Inside Mendelssohn’s Symphony No 3, ‘Scottish’

Gramophone Magazine

Conductors have these pieces, totems you might call them, which guide them at momentous times. For Pablo Heras-Casado, as it was for Dimitri Mitropoulos, that totem is Mendelssohn’s Scottish Symphony. He could hardly have planned to make his debut in January with the Vienna Philharmonic in the piece, in place of the recently retired Nikolaus Harnoncourt. And many of his other important debuts – in London, Salzburg, Munich and Berlin among others – have come with a work that he singles out as the most original and satisfying answer to the problem of the symphony addressed in the difficult generation of the 1830s and ’40s, when so many composers were at once inspired and overawed by Beethoven’s example. ‘This piece has everything,’ he says.

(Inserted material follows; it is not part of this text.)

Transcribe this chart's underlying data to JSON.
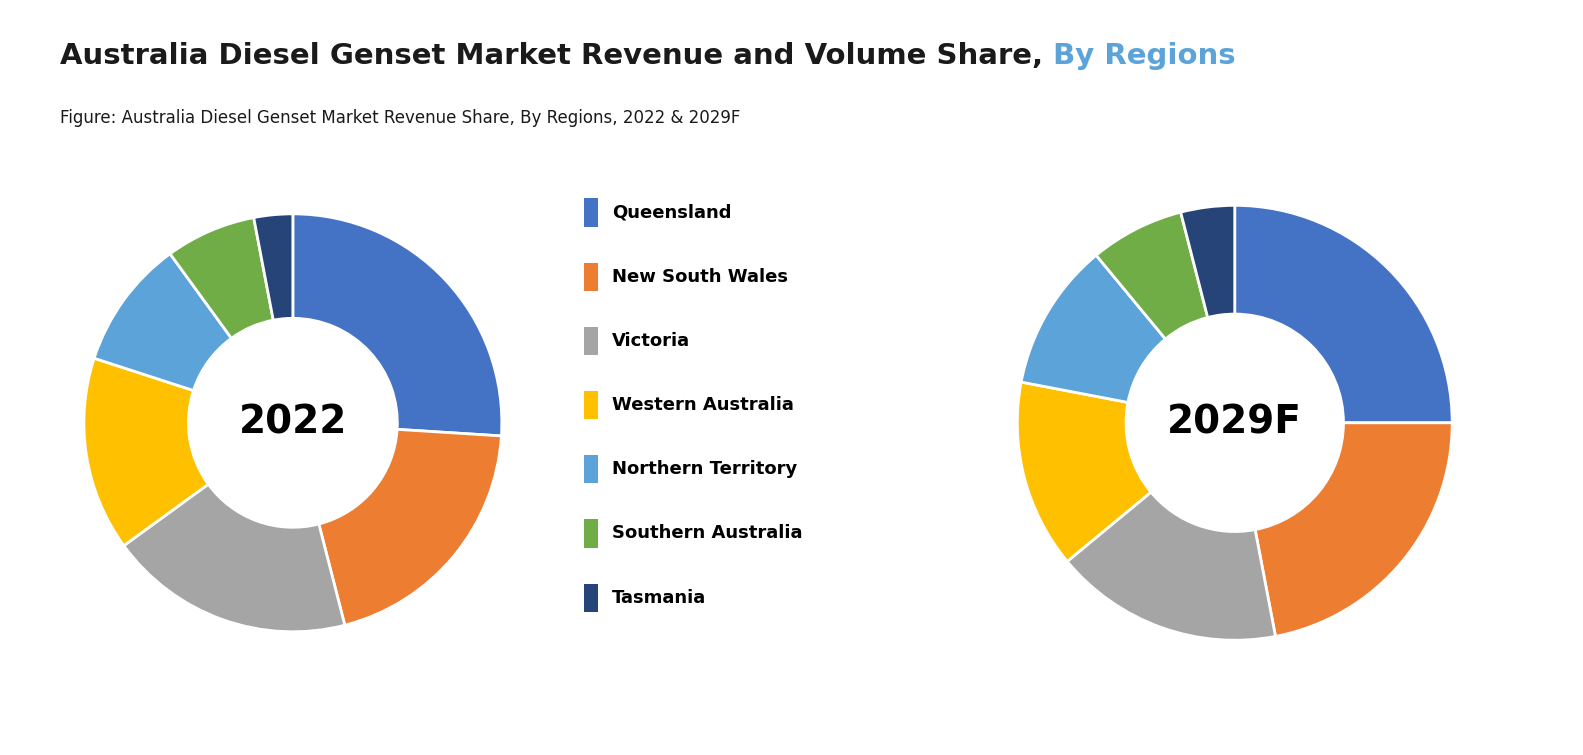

It was a Berlin performance in 2010 that caught the ear of Martin Sauer, Senior Producer for Harmonia Mundi, and led to the conductor’s increasingly fruitful relationship with the Freiburg Baroque Orchestra, which has already yielded discs of Schubert and Schumann. Broadcasts of earlier performances reveal a fairly consistent shape to the piece whose exact dimensions yield to each orchestra’s individual physiognomy in sound: the Berlin Philharmonic’s string sostenuto like rings of teak, or the Bavarian Radio’s smoothly modulated wind band. With the Freiburg band, however, ‘you get many clues,’ finds Heras-Casado, ‘many answers to what Mendelssohn had in mind. In many orchestras the violas tend to lead the opening chorale, they play out, and it never works. The violas need to be a colour of the oboe here.’ This chorale both introduces the first-movement Allegro and also acts as one half of a formally innovative frame around the entire symphony, and it is distinguished by Mendelssohn’s orchestration, ‘fragile, like a leaf in autumn’ and then anchored at both ends by bass and flute in the reprise.